LibCrypto: Implement a (mostly) proper to_double for UnsignedBigInteger

SignedBigInteger can immediately use this by just negating the double if
the sign bit is set.
For simple cases (below 2^53) we can just convert via an u64, however
above that we need to extract the top 53 bits and use those as the
mantissa.

This function currently does not behave exactly as the JS spec specifies
however it is much less naive than the previous implementation.

2 files changed, 91 insertions, 2 deletions

diff --git a/Userland/Libraries/LibCrypto/BigInt/SignedBigInteger.cpp b/Userland/Libraries/LibCrypto/BigInt/SignedBigInteger.cpp
index 48e56970a4..c4a49190e6 100644
--- a/Userland/Libraries/LibCrypto/BigInt/SignedBigInteger.cpp
+++ b/Userland/Libraries/LibCrypto/BigInt/SignedBigInteger.cpp
@@ -70,6 +70,8 @@ double SignedBigInteger::to_double() const
     double unsigned_value = m_unsigned_data.to_double();
     if (!m_sign)
         return unsigned_value;
+
+    VERIFY(!is_zero());
     return -unsigned_value;
 }
 
diff --git a/Userland/Libraries/LibCrypto/BigInt/UnsignedBigInteger.cpp b/Userland/Libraries/LibCrypto/BigInt/UnsignedBigInteger.cpp
index 23fcd2dde9..d9b8e7566d 100644
--- a/Userland/Libraries/LibCrypto/BigInt/UnsignedBigInteger.cpp
+++ b/Userland/Libraries/LibCrypto/BigInt/UnsignedBigInteger.cpp
@@ -115,8 +115,95 @@ u64 UnsignedBigInteger::to_u64() const
 
 double UnsignedBigInteger::to_double() const
 {
-    // FIXME: I am naive
-    return static_cast<double>(to_u64());
+    // NOTE: This function rounds toward zero!
+    // FIXME: Which is not exactly what we should do for JS when converting to number:
+    //        See: https://tc39.es/ecma262/#sec-number-constructor-number-value
+    //        Which has step 1.b If Type(prim) is BigInt, let n be 𝔽(ℝ(prim)).
+    //        Which then references: https://tc39.es/ecma262/#sec-ecmascript-language-types-number-type
+    //        Which is equivalent to (This procedure corresponds exactly to the behaviour of the IEEE 754-2019 roundTiesToEven mode.)
+
+    auto highest_bit = one_based_index_of_highest_set_bit();
+    if (highest_bit == 0)
+        return 0;
+    --highest_bit;
+
+    // Simple case if less than 2^53 since those number are all exactly representable in doubles
+    if (highest_bit < 53)
+        return static_cast<double>(to_u64());
+
+    constexpr u64 mantissa_size = 52;
+    constexpr u64 exponent_size = 11;
+    constexpr auto exponent_bias = (1 << (exponent_size - 1)) - 1;
+
+    // If it uses too many bit to represent in a double return infinity
+    if (highest_bit > exponent_bias)
+        return __builtin_huge_val();
+
+    // Otherwise we have to take the top 53 bits, use those as the mantissa,
+    // and the amount of bits as the exponent.
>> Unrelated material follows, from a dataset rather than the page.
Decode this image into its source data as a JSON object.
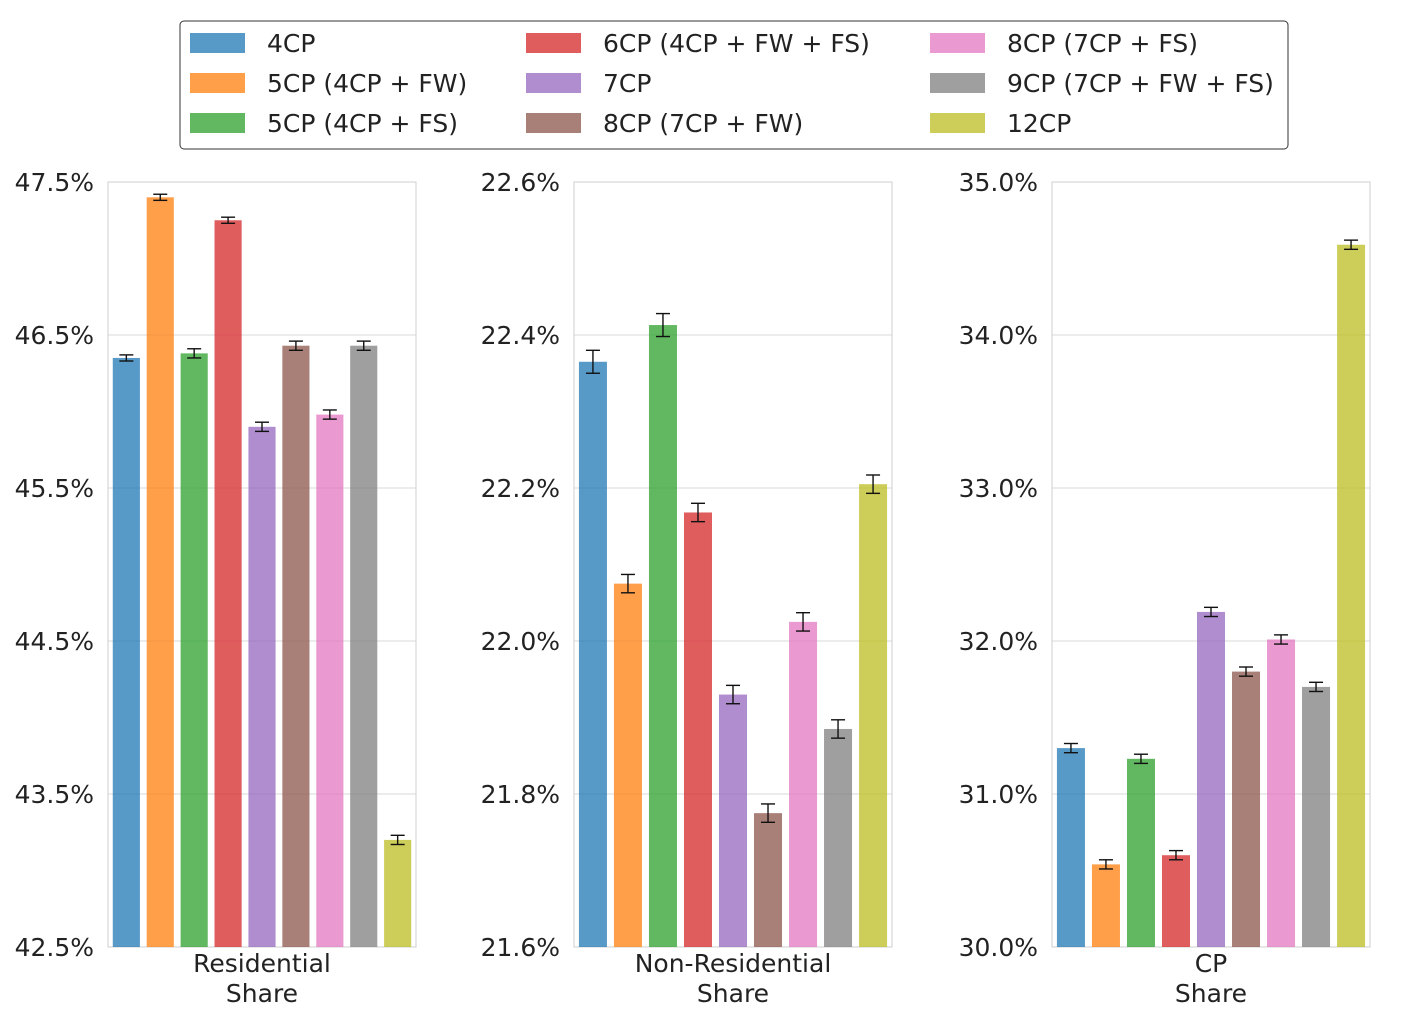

Note that the mantissa has an implicit top bit of 1
+    // so we have to ignore the very top bit.
+
+    // Since we extract at most 53 bits it will take at most 3 words
+    static_assert(BITS_IN_WORD * 3 >= (mantissa_size + 1));
+    constexpr auto bits_in_u64 = 64;
+    static_assert(bits_in_u64 > mantissa_size + 1);
+
+    auto bits_to_read = min(mantissa_size + 1, highest_bit);
+
+    auto last_word_index = trimmed_length();
+    VERIFY(last_word_index > 0);
+
+    // Note that highest bit is 0-indexed at this point.
+    auto highest_bit_index_in_top_word = highest_bit % BITS_IN_WORD;
+
+    // Shift initial word until highest bit is just beyond top of u64.
+    u64 mantissa = static_cast<u64>(m_words[last_word_index - 1]) << (bits_in_u64 - highest_bit_index_in_top_word);
+
+    auto bits_written = highest_bit_index_in_top_word;
+
+    --last_word_index;
+
+    if (bits_written < bits_to_read && last_word_index > 0) {
+        // Second word can always just cleanly be shifted upto the final bit of the first word
+        // since the first has at most BIT_IN_WORD - 1, 31
+        u64 next_word = m_words[last_word_index - 1];
+        VERIFY((mantissa & (next_word << (bits_in_u64 - bits_written - BITS_IN_WORD))) == 0);
+        mantissa |= next_word << (bits_in_u64 - bits_written - BITS_IN_WORD);
+        bits_written += BITS_IN_WORD;
+        --last_word_index;
+
+        if (bits_written < bits_to_read && last_word_index > 0) {
+            // The final word has to be shifted down first to discard any excess bits.
+            u64 final_word = m_words[last_word_index - 1];
+
+            auto bits_to_write = bits_to_read - bits_written;
+
+            final_word >>= (BITS_IN_WORD - bits_to_write);
+
+            // Then move the bits right up to the lowest bits of the second word
+            VERIFY((mantissa & (final_word << (bits_in_u64 - bits_written - bits_to_write))) == 0);
+            mantissa |= final_word << (bits_in_u64 - bits_written - BITS_IN_WORD);
+        }
+    }
+
+    // Now the mantissa should be complete so shift it down
+    mantissa >>= bits_in_u64 - mantissa_size;
+
+    union FloatExtractor {
+        struct {
+            unsigned long long mantissa : mantissa_size;
+            unsigned exponent : exponent_size;
+            unsigned sign : 1;
+        };
+        double double_value = 0;
+    } extractor;
+
+    extractor.exponent = highest_bit + exponent_bias;
+
+    VERIFY((mantissa & 0xfff0000000000000) == 0);
+    extractor.mantissa = mantissa;
+
+    return extractor.double_value;
 }
 
 void UnsignedBigInteger::set_to_0()